Sorry, you need to enable JavaScript to visit this website.

Picozed 7015 + Carrier Card + Gig SFP

Unsolved
7 posts / 0 new
manabit's picture
manabit
Junior(0)
Picozed 7015 + Carrier Card + Gig SFP

Hello All,

I'm attempting to use the Xilinx 1g/2.5g PCS/PMA to connect a Finisar SFP module in the SFP slot of the carrier card to the PS GEM1 on a Picozed 7015. My design is similar to that of xapp1082 but adapted to the picozed.

I'm using Vivado 2015.2, and a new picozed 7015 and carrier card.

The carrier card has been configured to output a 125Mhz clock (mgtrefclk1). The independent clock for the core is being provided by the PS oscillator (200MHz). Both clocks have been verified by externally connecting a scope.

I've been working on this for several weeks and am encountering a persistent issue where the transceiver GTP PLL0 fails to stay locked ONLY when the SFP is inserted in the slot.

I originally thought the core was sending a reset signal to the PLL so i implemented the PLL in the example design and removed the reset connection between the PCS/PMA and the PLL and tied it to gpio so that I could manually reset the PLL. In this configuration, I can reset the PLL and it is again stable until the SFP is inserted, at which point the PLL locked signal will begin to toggle.

I have 2 carrier cards and 2 picozeds, and this behavior is exhibited on both.

I've also got several SFP's. The finisar copper sfp's cause the pll to disconnect instantly upon being connected. (or the pll never maintains a lock if the sfp was in the slot when the board was powered on). The finisar fiber (850nm) sfp's can be inserted without disrupting the lock but will once an optical input is tied to the sfp rx port, then the lock will be lost. I have dozens of SFP's and I've connected several different ones and the behavior is the same with every one I've tried.

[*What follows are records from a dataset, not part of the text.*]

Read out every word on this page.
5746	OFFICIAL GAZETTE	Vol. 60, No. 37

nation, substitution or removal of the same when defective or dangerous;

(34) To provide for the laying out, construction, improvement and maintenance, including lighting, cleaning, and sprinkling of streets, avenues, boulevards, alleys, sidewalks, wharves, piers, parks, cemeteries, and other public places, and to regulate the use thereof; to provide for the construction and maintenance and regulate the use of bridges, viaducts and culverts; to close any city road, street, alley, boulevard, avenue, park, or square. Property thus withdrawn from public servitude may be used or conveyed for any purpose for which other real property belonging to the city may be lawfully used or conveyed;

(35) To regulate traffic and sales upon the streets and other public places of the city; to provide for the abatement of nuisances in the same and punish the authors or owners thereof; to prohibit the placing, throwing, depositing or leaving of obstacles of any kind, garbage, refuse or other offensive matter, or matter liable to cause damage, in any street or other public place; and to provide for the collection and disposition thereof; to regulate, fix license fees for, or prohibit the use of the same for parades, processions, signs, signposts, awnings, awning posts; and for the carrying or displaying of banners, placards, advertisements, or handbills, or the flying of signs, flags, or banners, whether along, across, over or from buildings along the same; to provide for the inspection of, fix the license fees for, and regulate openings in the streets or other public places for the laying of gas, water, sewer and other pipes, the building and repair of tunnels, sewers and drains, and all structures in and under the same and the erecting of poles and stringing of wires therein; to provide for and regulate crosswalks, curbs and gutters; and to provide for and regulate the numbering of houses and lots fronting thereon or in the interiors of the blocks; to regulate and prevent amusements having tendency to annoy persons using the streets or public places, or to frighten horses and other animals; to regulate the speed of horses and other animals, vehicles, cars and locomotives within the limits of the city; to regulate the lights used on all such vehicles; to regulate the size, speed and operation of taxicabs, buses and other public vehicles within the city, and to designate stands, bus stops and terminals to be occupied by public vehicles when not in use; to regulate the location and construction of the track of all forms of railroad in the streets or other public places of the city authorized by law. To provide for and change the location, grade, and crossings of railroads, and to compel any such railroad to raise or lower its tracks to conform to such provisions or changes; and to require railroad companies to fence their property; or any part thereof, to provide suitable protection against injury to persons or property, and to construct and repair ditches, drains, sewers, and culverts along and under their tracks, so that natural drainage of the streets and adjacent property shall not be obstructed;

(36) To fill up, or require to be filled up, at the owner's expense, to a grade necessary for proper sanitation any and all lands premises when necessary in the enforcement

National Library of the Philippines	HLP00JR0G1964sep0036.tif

At this point, I'm wondering if anyone out there has managed to use the SFP port on the carrier card (I can't possibly be the first?!). I'm a computer programmer and relatively new to FPGA design and I therefore don't discount the possibility that there may be a flaw in my bitstream.

Any wisdom would be appreciated.

zedman2000's picture
zedman2000
Moderator(2)
Hi there,

Hi there,

I have personally used Finisar SFP+ modules with this carrier card for both a 7015 and 7030. I have not seen the behavior you are seeing.

I think first, let's validate all of your hardware. To validate your hardware, can you run through the IBERT design that was posted? You can find the walk-through here:
http://picozed.org/support/design/4701/76
Search "IBERT Design"
Feel free to extract the prebuilt project and run that as a QUICK validation. I would suggest walking through the document to familiarize yourself with the IBERT tool set as it might become necessary for our troubleshooting for you to be familiar with it.

You can also check these tech-tip videos out on how I setup and configured the board-set.
http://picozed.org/support/trainings-and-videos
Tech Tip - Transceiver Tools 101: Intro to IBERT
Tech Tip - Transceiver Tools 102: We have an IBERT bit stream, now what?
Tech Tip - Transceiver Tools 103: Now that we are running, what are all these adjustments?
Tech Tip - Transceiver Tools 104: Getting More Margin

This should prove that your hardware is good or not. Please note that there is a laser ENABLE that needs to be set in order to run the SFP with the design. The walkthrough describes what you need to change in order to set this - or use the prebuilt image. That is the image I use in the design.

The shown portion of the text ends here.